Date: December 2009
Price: $7 (12 cents per LED)
LED Color: warm/soft white
LED Size: 5mm
LED Lens: dome
LED Count: 60 leds, 2 series strings of 30 leds each
Current limiting resistor: 2 for each string of 30 leds, 4 total, placed after the first led on either side of the string. 750 ohms each, 1500 ohms per 30-led series string.
Rectification: half wave using the LEDs as the rectification diode.
Bulb lead material: steel, subject to rust
Power: 4.8 watts
These are my favorite LEDs for hacking and experimenting. They're simple, they have extra resistors, they give off a nice warm white light and they're cheap at 12 cents per LED.
Putting the current limiting resistor after the first led instead of before seems to have been a bad idea. Which led do you figure burned out first?
The polarity of each string is 30 is reversed, so the first 30 light on one half of the AC sine wave and the second 30 light on the second half.
As you can see in the oscilloscope reading voltage across one of the LEDs, this is a half-wave set. It only uses one half of the AC sine wave. I don't like the reverse voltage I'm seeing at the end of the half wave. That means the LEDs are breaking down and allowing current to flow in the wrong direction. Almost no current is flowing then but over time it could still damage the LEDs and burn them out. Other than that they look fine. Note that the typical reading was 3.3 volts rather than 3.0.

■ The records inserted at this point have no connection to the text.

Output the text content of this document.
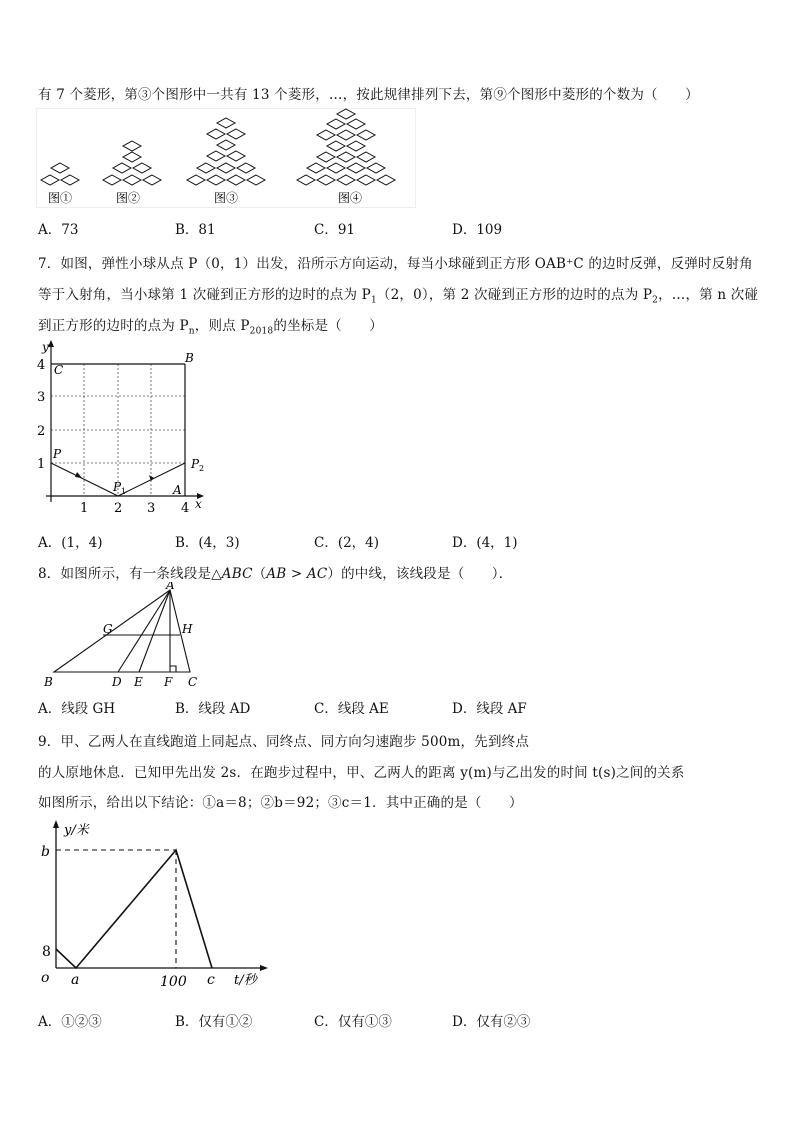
有 7 个菱形，第③个图形中一共有 13 个菱形，…，按此规律排列下去，第⑨个图形中菱形的个数为（　　）
图①	图②	图③	图④
A．73	B．81	C．91	D．109
7．如图，弹性小球从点 P（0，1）出发，沿所示方向运动，每当小球碰到正方形 OAB⁺C 的边时反弹，反弹时反射角
等于入射角，当小球第 1 次碰到正方形的边时的点为 $P_1(2$，0），第 2 次碰到正方形的边时的点为 $P_2$，…，第 n 次碰
到正方形的边时的点为 $P_n$，则点 $P_{2018}$的坐标是（　　）
y
x
1
2
3
4
1 2 3 4
C
B
P
A
P 1
P 2
A．(1，4)	B．(4，3)	C．(2，4)	D．(4，1)
8．如图所示，有一条线段是△ABC（AB > AC）的中线，该线段是（　　）．
A
B	C
D E F
G	H
A．线段 GH	B．线段 AD	C．线段 AE	D．线段 AF
9．甲、乙两人在直线跑道上同起点、同终点、同方向匀速跑步 500m，先到终点
的人原地休息．已知甲先出发 2s．在跑步过程中，甲、乙两人的距离 y(m)与乙出发的时间 t(s)之间的关系
如图所示，给出以下结论：①a＝8；②b＝92；③c＝1．其中正确的是（　　）
y/米
t/秒
b
8
o a	100 c
A．①②③	B．仅有①②	C．仅有①③	D．仅有②③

Note how the time that voltage flows over the resistor (right picture) peaking at 30 volts is much shorter than the AC half-wave visible across the LED. You'll only see a voltage drop across the resistor when a non-trivial amount of current is flowing through the circuit. In essence, as the sine wave rises it applies to the LEDs first. Once they have enough juice to light up, the resistor clips the top part of the sine wave so that the LEDs don't get too much current.
There are two resistors in each series string, so the other resistor drops a similar amount of voltage. Unlike most of the other sets I tested, the resistors are only mildly warm to the touch.